As chief justice, Green made a notable ruling that the U.S. government did not have legal authority to kidnap Native American children and put them in American schools without the written permission of their parents. He immediately ordered that an Indian boy named Thomas Lincoln be released from Chilocco Indian Agricultural School (which was located in the territory) be released and restored to his parental home in Iowa.

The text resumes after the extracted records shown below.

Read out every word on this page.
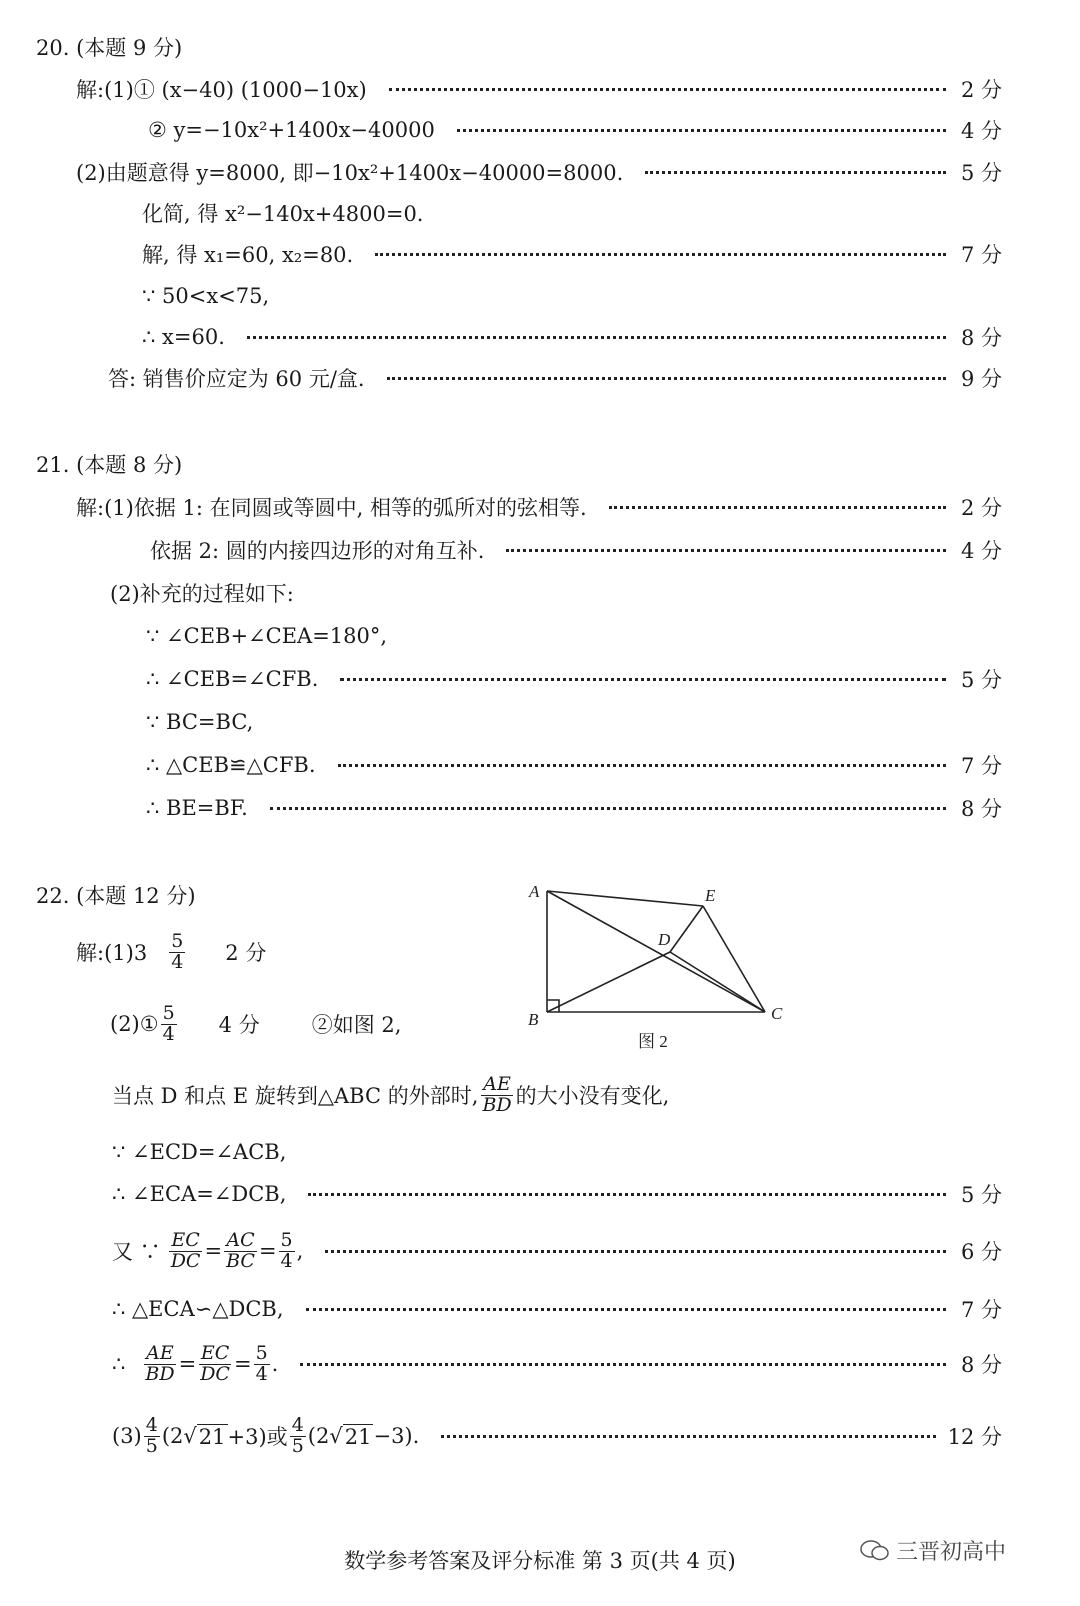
20. (本题 9 分)
解:(1)① (x−40) (1000−10x)	2 分
② y=−10x²+1400x−40000	4 分
(2)由题意得 y=8000, 即−10x²+1400x−40000=8000.	5 分
化简, 得 x²−140x+4800=0.
解, 得 x₁=60, x₂=80.	7 分
∵ 50<x<75,
∴ x=60.	8 分
答: 销售价应定为 60 元/盒.	9 分
21. (本题 8 分)
解:(1)依据 1: 在同圆或等圆中, 相等的弧所对的弦相等.	2 分
依据 2: 圆的内接四边形的对角互补.	4 分
(2)补充的过程如下:
∵ ∠CEB+∠CEA=180°,
∴ ∠CEB=∠CFB.	5 分
∵ BC=BC,
∴ △CEB≌△CFB.	7 分
∴ BE=BF.	8 分
22. (本题 12 分)
解:(1)3 $\frac{5}{4} 2$ 分
(2)① $\frac{5}{4} 4$ 分 ②如图 2,
A	E
D
B	C
图 2
当点 D 和点 E 旋转到△ABC 的外部时, $\frac{AE}{BD}$ 的大小没有变化,
∵ ∠ECD=∠ACB,
∴ ∠ECA=∠DCB,	5 分
又 ∵ $\frac{EC}{DC} = \frac{AC}{BC} = \frac{5}{4}$ ,	6 分
∴ △ECA∽△DCB,	7 分
∴ $\frac{AE}{BD} = \frac{EC}{DC} = \frac{5}{4}$ .	8 分
$(3) \frac{4}{5} (2$ √ 21 +3)或 $\frac{4}{5} (2$ √ 21 −3).	12 分
数学参考答案及评分标准 第 3 页(共 4 页)	三晋初高中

Although Green's decision had little direct impact outside of Oklahoma Territory, it roiled the rest of the country. Many leaders of other states feared that the precedent would seriously damage the government's policy for educating Indians and potentially empty Indian schools all over the country. Ultimately, the situation was resolved without bloodshed, although the use of military force was threatened on more than one occasion, as explained by Matthew Gilbert's book.

====Resignation====
President Harrison's run for reelection in 1892 failed, and he was succeeded effective March 4, 1893, by the incoming Democratic President, Grover Cleveland. Territorial officials had become traditionally patronage jobs, so on that same day, President Cleveland accepted Chief Justice Green's resignation and pronounced Democratic Party candidate, Frank Dale, as the new Chief Justice of Oklahoma Territory. Green promptly returned to his former home in Mt. Carmel, Illinois and resumed his private practice of law.

==Personal life==
Judge Green married Emma G. Lutes of York County, Pennsylvania on October 23, 1861. They had three children, two daughters and one son. One daughter, Daisy (Mrs. S. L.) Russell, died March 28, 1898, leaving a daughter.